Hyde grew up watching artists like Fritz Scholder and T.C. Cannon poke fun of the pop mythos of the American Indian. He also acknowledges the influence of pop-art giants like Andy Warhol, Roy Lichtenstein, and Jean-Michel Basquiat to his aesthetic. He challenges notions of what Native American art “should” look like with his satirical portraits and scenes that turn stereotypes on their heads. He roots Native Americans in the digital age and critiques cultural appropriation, America’s fear of otherness, and the reduction of indigenous cultures to mascots and costumes. His numerous paintings of buffalo explore the multiple cultural meanings of his namesake animal over time from legend to burger, Buffalo Bill to Buffalo wings. His explorations of identity, cultural politics, and symbolism document critical issues of our time.
Numerous private and public collections hold his work including the Institute of American Indian Arts, Smithsonian National Museum of the American Indian, The Iroquois Museum, The Longyear Museum, American Indian Arts Museum, Wheelwright Museum of the American Indian, and Sprint Corporate Collection.

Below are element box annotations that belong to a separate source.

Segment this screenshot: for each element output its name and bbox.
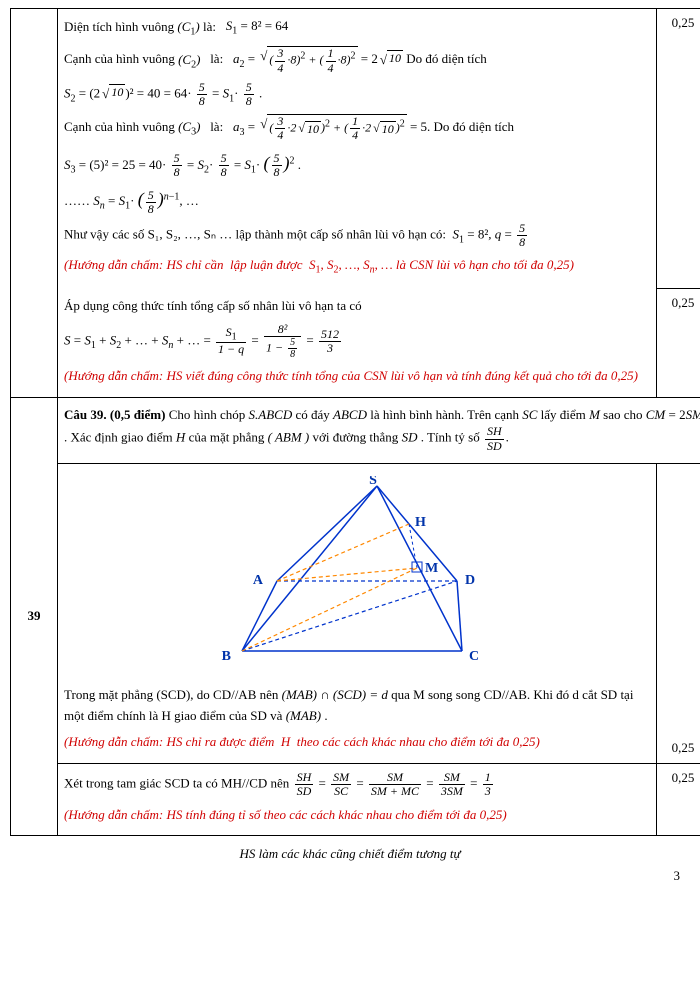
q-number: 39 xyxy=(11,397,58,836)
q39-stmt-d: lấy điểm xyxy=(541,407,589,422)
svg-text:C: C xyxy=(469,649,479,664)
footer-note: HS làm các khác cũng chiết điểm tương tự xyxy=(10,846,690,862)
q39-stmt-h: với đường thẳng xyxy=(313,430,402,445)
q39-stmt-i: . Tính tỷ số xyxy=(421,430,483,445)
q39-stmt-e: sao cho xyxy=(603,407,646,422)
score-cell-4: 0,25 xyxy=(657,764,700,836)
csn-text: Như vậy các số S₁, S₂, …, Sₙ … lập thành… xyxy=(64,227,446,242)
q39-sd: SD xyxy=(402,430,418,445)
svg-text:B: B xyxy=(222,649,231,664)
sol2b: SHSD = SMSC = SMSM + MC = SM3SM = 13 xyxy=(293,771,495,798)
svg-text:S: S xyxy=(369,476,377,488)
grading-note-4: (Hướng dẫn chấm: HS tính đúng tỉ số theo… xyxy=(64,805,650,826)
expr-s1: S1 = 8² = 64 xyxy=(226,16,289,40)
q39-title: Câu 39. (0,5 điểm) xyxy=(64,407,169,422)
q39-sc: SC xyxy=(522,407,537,422)
sum-expr: S = S1 + S2 + … + Sn + … = S11 − q = 8²1… xyxy=(64,323,343,360)
q39-stmt-c: là hình bình hành. Trên cạnh xyxy=(370,407,522,422)
c1-label: (C1) xyxy=(177,19,199,34)
grading-note-2: (Hướng dẫn chấm: HS viết đúng công thức … xyxy=(64,366,650,387)
c2-label: (C2) xyxy=(178,52,200,67)
dodo1: Do đó diện tích xyxy=(406,52,487,67)
answer-table: Diện tích hình vuông (C1) là: S1 = 8² = … xyxy=(10,8,700,836)
q39-stmt-g: của mặt phẳng xyxy=(189,430,268,445)
canh-c2: Cạnh của hình vuông xyxy=(64,52,178,67)
svg-text:D: D xyxy=(465,573,475,588)
expr-a3: a3 = √(34·2√10)2 + (14·2√10)2 = 5 xyxy=(233,114,427,142)
sol2a: Xét trong tam giác SCD ta có MH//CD nên xyxy=(64,776,293,791)
apdung-text: Áp dụng công thức tính tổng cấp số nhân … xyxy=(64,296,650,317)
expr-sn: …… Sn = S1· (58)n−1, … xyxy=(64,185,199,216)
static-la: là: xyxy=(203,19,223,34)
dodo3: Do đó diện tích xyxy=(434,119,515,134)
q39-stmt-a: Cho hình chóp xyxy=(169,407,249,422)
score-cell-2: 0,25 xyxy=(657,289,700,397)
canh-c3: Cạnh của hình vuông xyxy=(64,119,178,134)
page-number: 3 xyxy=(10,868,690,884)
q39-sabcd: S.ABCD xyxy=(249,407,293,422)
q39-abcd: ABCD xyxy=(333,407,367,422)
grading-note-3: (Hướng dẫn chấm: HS chỉ ra được điểm H t… xyxy=(64,732,650,753)
q39-m: M xyxy=(589,407,600,422)
expr-s3: S3 = (5)² = 25 = 40· 58 = S2· 58 = S1· (… xyxy=(64,149,301,180)
grading-note-1: (Hướng dẫn chấm: HS chỉ cần lập luận đượ… xyxy=(64,255,650,279)
q39-h: H xyxy=(176,430,185,445)
svg-text:A: A xyxy=(253,573,264,588)
csn-vals: S1 = 8², q = 58 xyxy=(449,222,529,249)
score-cell-1: 0,25 xyxy=(657,9,700,289)
score-cell-3: 0,25 xyxy=(657,463,700,763)
svg-text:H: H xyxy=(415,515,426,530)
q39-cm2sm: CM = 2SM xyxy=(646,407,700,422)
expr-s2: S2 = (2√10)² = 40 = 64· 58 = S1· 58 . xyxy=(64,81,262,108)
q39-stmt-f: . Xác định giao điểm xyxy=(64,430,176,445)
q39-stmt-b: có đáy xyxy=(295,407,333,422)
sol1e: . xyxy=(324,708,327,723)
sol1b: (MAB) ∩ (SCD) = d xyxy=(282,687,388,702)
q39-ratio: SHSD xyxy=(483,425,506,452)
text-dien: Diện tích hình vuông xyxy=(64,19,177,34)
expr-a2: a2 = √(34·8)2 + (14·8)2 = 2√10 xyxy=(233,46,403,74)
sol1a: Trong mặt phẳng (SCD), do CD//AB nên xyxy=(64,687,282,702)
c3-label: (C3) xyxy=(178,119,200,134)
sol1d: (MAB) xyxy=(286,708,321,723)
q39-abm: ( ABM ) xyxy=(268,430,310,445)
pyramid-diagram: S H M A D B C xyxy=(64,468,650,682)
svg-text:M: M xyxy=(425,561,438,576)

When working on a piece, I tap into the universal mind. The collective unconsciousness of the 21st century. Drawing images from advertisement, movies, television, music and politics. Expressing observation, as well as knowledge through experience. Overlapping imagery to mimic the way the mind holds information: non linear and without separation. I don’t need permission to make what I make. Never have… no artist should.